MC: Ultimamente c’è stato un ritorno a questo formato che, onestamente, tra tutti quelli fisici è quello che mi esalta meno, benché ci sia stato un periodo, all’inizio, dove non avendo un piatto, compravo praticamente solo cassette. La copertina è ridicolmente piccola (in certe cassette della EMI è ancora più piccola), la resa sonora scarsa e, al giorno d’oggi, non ha nemmeno più senso come supporto versatile per le registrazioni, quindi, nonostante il revival tendo a non considerarlo molto. Inoltre ha la sinistra caratteristica di smagnetizzarsi e le testine parimenti sono tutt’altro che eterne. Obsolete.

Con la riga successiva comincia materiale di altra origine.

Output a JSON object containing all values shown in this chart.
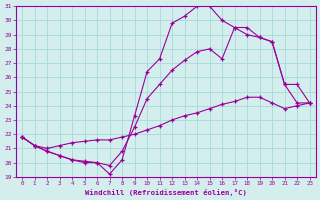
{
  "xlabel": "Windchill (Refroidissement éolien,°C)",
  "line_color": "#990099",
  "bg_color": "#d4eeee",
  "grid_color": "#aadddd",
  "xlim": [
    -0.5,
    23.5
  ],
  "ylim": [
    19,
    31
  ],
  "xticks": [
    0,
    1,
    2,
    3,
    4,
    5,
    6,
    7,
    8,
    9,
    10,
    11,
    12,
    13,
    14,
    15,
    16,
    17,
    18,
    19,
    20,
    21,
    22,
    23
  ],
  "yticks": [
    19,
    20,
    21,
    22,
    23,
    24,
    25,
    26,
    27,
    28,
    29,
    30,
    31
  ],
  "curve1_x": [
    0,
    1,
    2,
    3,
    4,
    5,
    6,
    7,
    8,
    9,
    10,
    11,
    12,
    13,
    14,
    15,
    16,
    17,
    18,
    19,
    20,
    21,
    22,
    23
  ],
  "curve1_y": [
    21.8,
    21.2,
    20.8,
    20.5,
    20.2,
    20.1,
    20.0,
    19.2,
    20.2,
    23.3,
    26.4,
    27.3,
    29.8,
    30.3,
    31.0,
    31.0,
    30.0,
    29.5,
    29.0,
    28.8,
    28.5,
    25.5,
    24.2,
    24.2
  ],
  "curve2_x": [
    0,
    1,
    2,
    3,
    4,
    5,
    6,
    7,
    8,
    9,
    10,
    11,
    12,
    13,
    14,
    15,
    16,
    17,
    18,
    19,
    20,
    21,
    22,
    23
  ],
  "curve2_y": [
    21.8,
    21.2,
    21.0,
    21.2,
    21.4,
    21.5,
    21.6,
    21.6,
    21.8,
    22.0,
    22.3,
    22.6,
    23.0,
    23.3,
    23.5,
    23.8,
    24.1,
    24.3,
    24.6,
    24.6,
    24.2,
    23.8,
    24.0,
    24.2
  ],
  "curve3_x": [
    0,
    1,
    2,
    3,
    4,
    5,
    6,
    7,
    8,
    9,
    10,
    11,
    12,
    13,
    14,
    15,
    16,
    17,
    18,
    19,
    20,
    21,
    22,
    23
  ],
  "curve3_y": [
    21.8,
    21.2,
    20.8,
    20.5,
    20.2,
    20.0,
    20.0,
    19.8,
    20.8,
    22.5,
    24.5,
    25.5,
    26.5,
    27.2,
    27.8,
    28.0,
    27.3,
    29.5,
    29.5,
    28.8,
    28.5,
    25.5,
    25.5,
    24.2
  ]
}
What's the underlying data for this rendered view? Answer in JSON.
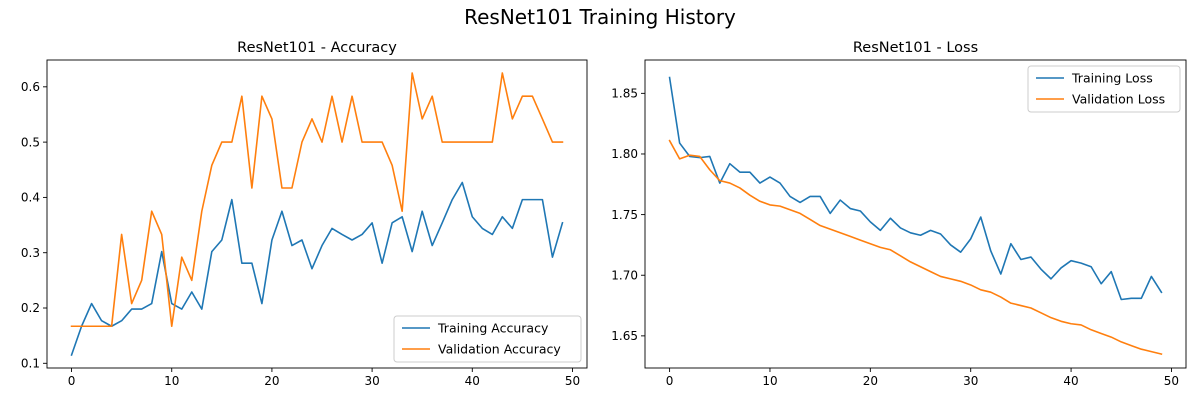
{
  "figure": {
    "title": "ResNet101 Training History"
  },
  "chart_data": [
    {
      "type": "line",
      "title": "ResNet101 - Accuracy",
      "xlabel": "",
      "ylabel": "",
      "xlim": [
        -2.45,
        51.45
      ],
      "ylim": [
        0.0915,
        0.6485
      ],
      "xticks": [
        0,
        10,
        20,
        30,
        40,
        50
      ],
      "yticks": [
        0.1,
        0.2,
        0.3,
        0.4,
        0.5,
        0.6
      ],
      "ytick_labels": [
        "0.1",
        "0.2",
        "0.3",
        "0.4",
        "0.5",
        "0.6"
      ],
      "grid": false,
      "legend_position": "lower-right",
      "series": [
        {
          "name": "Training Accuracy",
          "color": "#1f77b4",
          "values": [
            0.115,
            0.167,
            0.208,
            0.177,
            0.167,
            0.177,
            0.198,
            0.198,
            0.208,
            0.302,
            0.208,
            0.198,
            0.229,
            0.198,
            0.302,
            0.323,
            0.396,
            0.281,
            0.281,
            0.208,
            0.323,
            0.375,
            0.313,
            0.323,
            0.271,
            0.313,
            0.344,
            0.333,
            0.323,
            0.333,
            0.354,
            0.281,
            0.354,
            0.365,
            0.302,
            0.375,
            0.313,
            0.354,
            0.396,
            0.427,
            0.365,
            0.344,
            0.333,
            0.365,
            0.344,
            0.396,
            0.396,
            0.396,
            0.292,
            0.354
          ]
        },
        {
          "name": "Validation Accuracy",
          "color": "#ff7f0e",
          "values": [
            0.167,
            0.167,
            0.167,
            0.167,
            0.167,
            0.333,
            0.208,
            0.25,
            0.375,
            0.333,
            0.167,
            0.292,
            0.25,
            0.375,
            0.458,
            0.5,
            0.5,
            0.583,
            0.417,
            0.583,
            0.542,
            0.417,
            0.417,
            0.5,
            0.542,
            0.5,
            0.583,
            0.5,
            0.583,
            0.5,
            0.5,
            0.5,
            0.458,
            0.375,
            0.625,
            0.542,
            0.583,
            0.5,
            0.5,
            0.5,
            0.5,
            0.5,
            0.5,
            0.625,
            0.542,
            0.583,
            0.583,
            0.542,
            0.5,
            0.5
          ]
        }
      ]
    },
    {
      "type": "line",
      "title": "ResNet101 - Loss",
      "xlabel": "",
      "ylabel": "",
      "xlim": [
        -2.45,
        51.45
      ],
      "ylim": [
        1.6235,
        1.8775
      ],
      "xticks": [
        0,
        10,
        20,
        30,
        40,
        50
      ],
      "yticks": [
        1.65,
        1.7,
        1.75,
        1.8,
        1.85
      ],
      "ytick_labels": [
        "1.65",
        "1.70",
        "1.75",
        "1.80",
        "1.85"
      ],
      "grid": false,
      "legend_position": "upper-right",
      "series": [
        {
          "name": "Training Loss",
          "color": "#1f77b4",
          "values": [
            1.863,
            1.809,
            1.798,
            1.797,
            1.798,
            1.776,
            1.792,
            1.785,
            1.785,
            1.776,
            1.781,
            1.776,
            1.765,
            1.76,
            1.765,
            1.765,
            1.751,
            1.762,
            1.755,
            1.753,
            1.744,
            1.737,
            1.747,
            1.739,
            1.735,
            1.733,
            1.737,
            1.734,
            1.725,
            1.719,
            1.73,
            1.748,
            1.72,
            1.701,
            1.726,
            1.713,
            1.715,
            1.705,
            1.697,
            1.706,
            1.712,
            1.71,
            1.707,
            1.693,
            1.703,
            1.68,
            1.681,
            1.681,
            1.699,
            1.686
          ]
        },
        {
          "name": "Validation Loss",
          "color": "#ff7f0e",
          "values": [
            1.811,
            1.796,
            1.799,
            1.798,
            1.787,
            1.778,
            1.776,
            1.772,
            1.766,
            1.761,
            1.758,
            1.757,
            1.754,
            1.751,
            1.746,
            1.741,
            1.738,
            1.735,
            1.732,
            1.729,
            1.726,
            1.723,
            1.721,
            1.716,
            1.711,
            1.707,
            1.703,
            1.699,
            1.697,
            1.695,
            1.692,
            1.688,
            1.686,
            1.682,
            1.677,
            1.675,
            1.673,
            1.669,
            1.665,
            1.662,
            1.66,
            1.659,
            1.655,
            1.652,
            1.649,
            1.645,
            1.642,
            1.639,
            1.637,
            1.635
          ]
        }
      ]
    }
  ]
}
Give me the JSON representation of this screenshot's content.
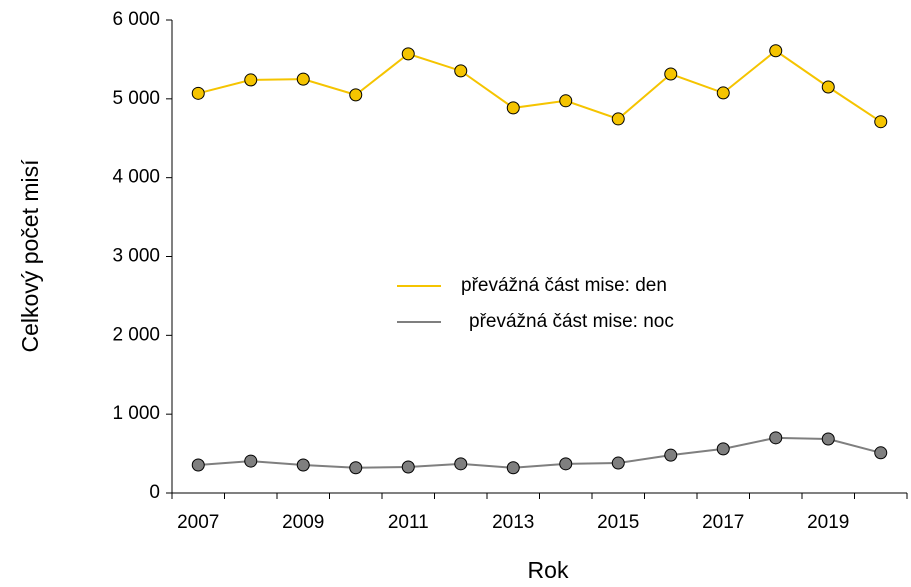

Prima cassetta presa: “Back In Black” degli Ac/Dc

MP3: Questa è storia recente… tutti conoscono gli mp3, si tratta di files compressi che tagliano certe frequenze per risultare meno “pesanti” in termini informatici. Sicuramente comodi per un utilizzo versatile per evitare di rovinare, portandoli in giro, i supporti fisici. In tempi di pandemia anche piuttosto antisettici visto che uno se li scarica direttamente sul PC, senza contatti fisici con i rivenditori. Tutto questo a discapito del fascino che è assolutamente assente. Personalmente mi servo, se possibile, da Bandcamp che mi sembra il mezzo anche più rispettoso nei confronti degli artisti. Se avete notizie diverse fatemelo sapere.

Primo MP3: Qualcosa di scaricato da Napster alla faccia dei metallica

PS: è stata rinviata l’uscita dell’esordio di questo affascinante progetto ma sono giorni che ho in testa questa canzone… dannato virus.